With regard to the bug example, first of all, this is not an ACTUAL DOCUMENTED CASE. This was a fictional scenario created by you to demonstrate natural selection. It does NOT address my - repeated - requests for (and I quote from my initial post on this) "one definitive example of one species that was changed to another...one definitive example of one species that is currently in process of changing into another." An example of such, scientifically documented, you have yet to provide, although you claim knowledge of many.
To specifically address your bug example, I'll repeat the points that I see that others have already made, not that it will do any good.
The bugs who survived in the first place already had in place a stronger resistance to the spray. The ones who did not, died. The surviving bugs produced offspring, which were more likely to possess the same strong resistance. The ones who did possess it survived the second spraying, evidencing to the farmer that a larger population was resistant, as in fact it now was. Those who did not inherit the strong resistance again died.
In your scenario, NOTHING NEW at a genetic level was introduced to CREATE a resistance. This is a classic example of natural selection. Those who survived already possessed the means to do so. They are more likely to produce offspring with that same means of survival; therefore subsequent generations have greater numbers that survive. This kind of scenario has been observed and tested repeatedly.

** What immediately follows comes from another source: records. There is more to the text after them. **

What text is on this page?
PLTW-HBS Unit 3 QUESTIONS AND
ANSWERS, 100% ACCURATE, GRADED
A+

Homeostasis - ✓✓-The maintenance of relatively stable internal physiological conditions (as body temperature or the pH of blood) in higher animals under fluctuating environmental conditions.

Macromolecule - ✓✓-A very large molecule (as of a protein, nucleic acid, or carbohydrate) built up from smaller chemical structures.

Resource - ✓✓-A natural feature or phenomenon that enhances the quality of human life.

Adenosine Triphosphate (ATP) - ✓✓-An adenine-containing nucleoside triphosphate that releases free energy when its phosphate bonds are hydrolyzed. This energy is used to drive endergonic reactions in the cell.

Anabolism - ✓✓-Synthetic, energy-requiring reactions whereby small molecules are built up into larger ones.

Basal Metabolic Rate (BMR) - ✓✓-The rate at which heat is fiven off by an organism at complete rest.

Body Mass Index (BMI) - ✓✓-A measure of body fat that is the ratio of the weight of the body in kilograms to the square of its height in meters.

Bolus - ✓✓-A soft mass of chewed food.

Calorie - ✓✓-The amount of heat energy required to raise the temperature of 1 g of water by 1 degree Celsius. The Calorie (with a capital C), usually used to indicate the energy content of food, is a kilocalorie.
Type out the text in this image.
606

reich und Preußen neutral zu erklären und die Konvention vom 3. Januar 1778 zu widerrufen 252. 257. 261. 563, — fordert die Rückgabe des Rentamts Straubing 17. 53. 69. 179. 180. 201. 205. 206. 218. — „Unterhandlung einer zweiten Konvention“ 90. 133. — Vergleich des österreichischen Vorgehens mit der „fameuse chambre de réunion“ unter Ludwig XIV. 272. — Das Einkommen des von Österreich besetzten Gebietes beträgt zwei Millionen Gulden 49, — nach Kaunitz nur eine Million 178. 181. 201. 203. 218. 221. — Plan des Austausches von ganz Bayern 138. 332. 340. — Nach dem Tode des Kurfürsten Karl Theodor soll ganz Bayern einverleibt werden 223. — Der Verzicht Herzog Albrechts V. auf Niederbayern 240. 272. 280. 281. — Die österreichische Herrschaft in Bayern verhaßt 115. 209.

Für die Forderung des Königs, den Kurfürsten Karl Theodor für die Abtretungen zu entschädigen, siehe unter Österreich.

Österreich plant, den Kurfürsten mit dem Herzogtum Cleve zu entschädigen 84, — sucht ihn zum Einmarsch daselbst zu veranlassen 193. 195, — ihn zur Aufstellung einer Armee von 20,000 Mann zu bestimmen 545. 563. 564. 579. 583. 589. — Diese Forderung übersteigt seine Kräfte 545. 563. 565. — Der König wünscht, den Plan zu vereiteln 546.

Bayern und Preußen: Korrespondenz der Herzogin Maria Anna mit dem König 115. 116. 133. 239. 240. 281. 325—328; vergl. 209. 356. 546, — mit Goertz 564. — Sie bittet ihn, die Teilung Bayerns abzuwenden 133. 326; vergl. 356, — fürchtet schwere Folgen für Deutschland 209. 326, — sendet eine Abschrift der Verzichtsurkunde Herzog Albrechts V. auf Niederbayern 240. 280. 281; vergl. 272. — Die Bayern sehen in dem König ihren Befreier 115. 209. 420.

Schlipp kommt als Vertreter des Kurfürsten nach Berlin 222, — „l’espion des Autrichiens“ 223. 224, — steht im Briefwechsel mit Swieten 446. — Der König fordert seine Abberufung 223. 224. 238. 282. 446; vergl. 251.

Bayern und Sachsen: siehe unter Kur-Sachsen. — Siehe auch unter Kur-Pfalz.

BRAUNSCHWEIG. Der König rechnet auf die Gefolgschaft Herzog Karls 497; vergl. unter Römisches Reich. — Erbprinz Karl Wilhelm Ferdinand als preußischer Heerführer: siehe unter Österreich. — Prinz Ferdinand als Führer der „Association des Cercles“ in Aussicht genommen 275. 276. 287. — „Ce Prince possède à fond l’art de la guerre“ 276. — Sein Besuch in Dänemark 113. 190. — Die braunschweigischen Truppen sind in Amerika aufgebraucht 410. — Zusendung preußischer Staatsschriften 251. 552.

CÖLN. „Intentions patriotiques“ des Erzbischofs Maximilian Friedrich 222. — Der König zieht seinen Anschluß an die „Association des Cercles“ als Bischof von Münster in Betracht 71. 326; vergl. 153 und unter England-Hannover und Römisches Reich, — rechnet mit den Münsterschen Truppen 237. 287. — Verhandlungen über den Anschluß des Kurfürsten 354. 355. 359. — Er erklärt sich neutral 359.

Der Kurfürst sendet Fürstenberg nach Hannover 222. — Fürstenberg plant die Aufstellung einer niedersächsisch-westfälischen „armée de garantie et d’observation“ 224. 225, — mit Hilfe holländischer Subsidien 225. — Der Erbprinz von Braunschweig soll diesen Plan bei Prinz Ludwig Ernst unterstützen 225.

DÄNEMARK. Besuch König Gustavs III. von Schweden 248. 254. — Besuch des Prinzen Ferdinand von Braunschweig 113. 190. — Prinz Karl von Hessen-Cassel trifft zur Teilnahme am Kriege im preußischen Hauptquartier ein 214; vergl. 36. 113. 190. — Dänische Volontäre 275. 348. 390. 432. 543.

Regardless, surely you can do better than one fictional example. And if no scientifically documented examples are forthcoming, I believe I'm done chatting. Have a good afternoon.
Congratulations, you are correct.
Darwin's theory of natural selection in action. And you agree with it. Even explained it very well.
But then you fall back on a deliberate error to try and avoid the obvious truth -- admitting you agree with Darwin.
Evolution in no way suggests that 'new' genetic info is added by natural selection. You repeat the theory very clearly, and show exactly how it does work, then lapse into such an obvious error, and one I see above has already been pointed out as an error multiple times to multiple people in this thread alone. This makes it seem like a deliberate "error" on your part. Which is one way to try and relieve the cognitive dissonance, I suppose.
I'll agree with you on this -- if any evolutionists claim that natural selection adds genetic info, I'll agree with you that they don't understand Darwin's theory and are likely incorrect.
How interesting, yes? You so agree with natural selection you can restate it's exact working mechanism, but then a simple misunderstanding on your part leads you astray?
Oh, and I am sorry I didn't repeat the example specifically to you. You may have noticed, I'm discussing this with more than a 1/2 dozen folks in this thread.
And it *is* a real-world example that is so "real" I suspect you don't doubt it happens every day around us. Yet you still ask for proof of what you already know to be true? Give you 'scientific proof' of what you already know to be true (or are you claiming that the bug example does NOT happen)?
I prefer this kind of example, because -- as I have pointed out -- what I consider 'evidence' and what you consider 'evidence' mean we can not possibly have a meaningful discussion about the evidence. We'd be talking about two entirely different things.
Now, consider how your understanding of 'Natural Selection' makes you in agreement with Darwin on all but one count: you don't believe that humans evolved, because of other information you have.
But you don't actually disagree with Darwin's theory, only with one specific application of this theory. That of the descent of Man.
You commented I hadn't given examples, I didn't realize you meant I hadn't repeated the examples to you.
Really? Either the loss of resistance was a mutation or the enhanced resistance was a mutation from the baseline organism. By definition, something new was created within the species at some point in the past (even if, at the moment, we have no idea when that was). Subsequent environmental stress introduced a differential survival rate favoring one genetic line and hence redefining the genetic "norm".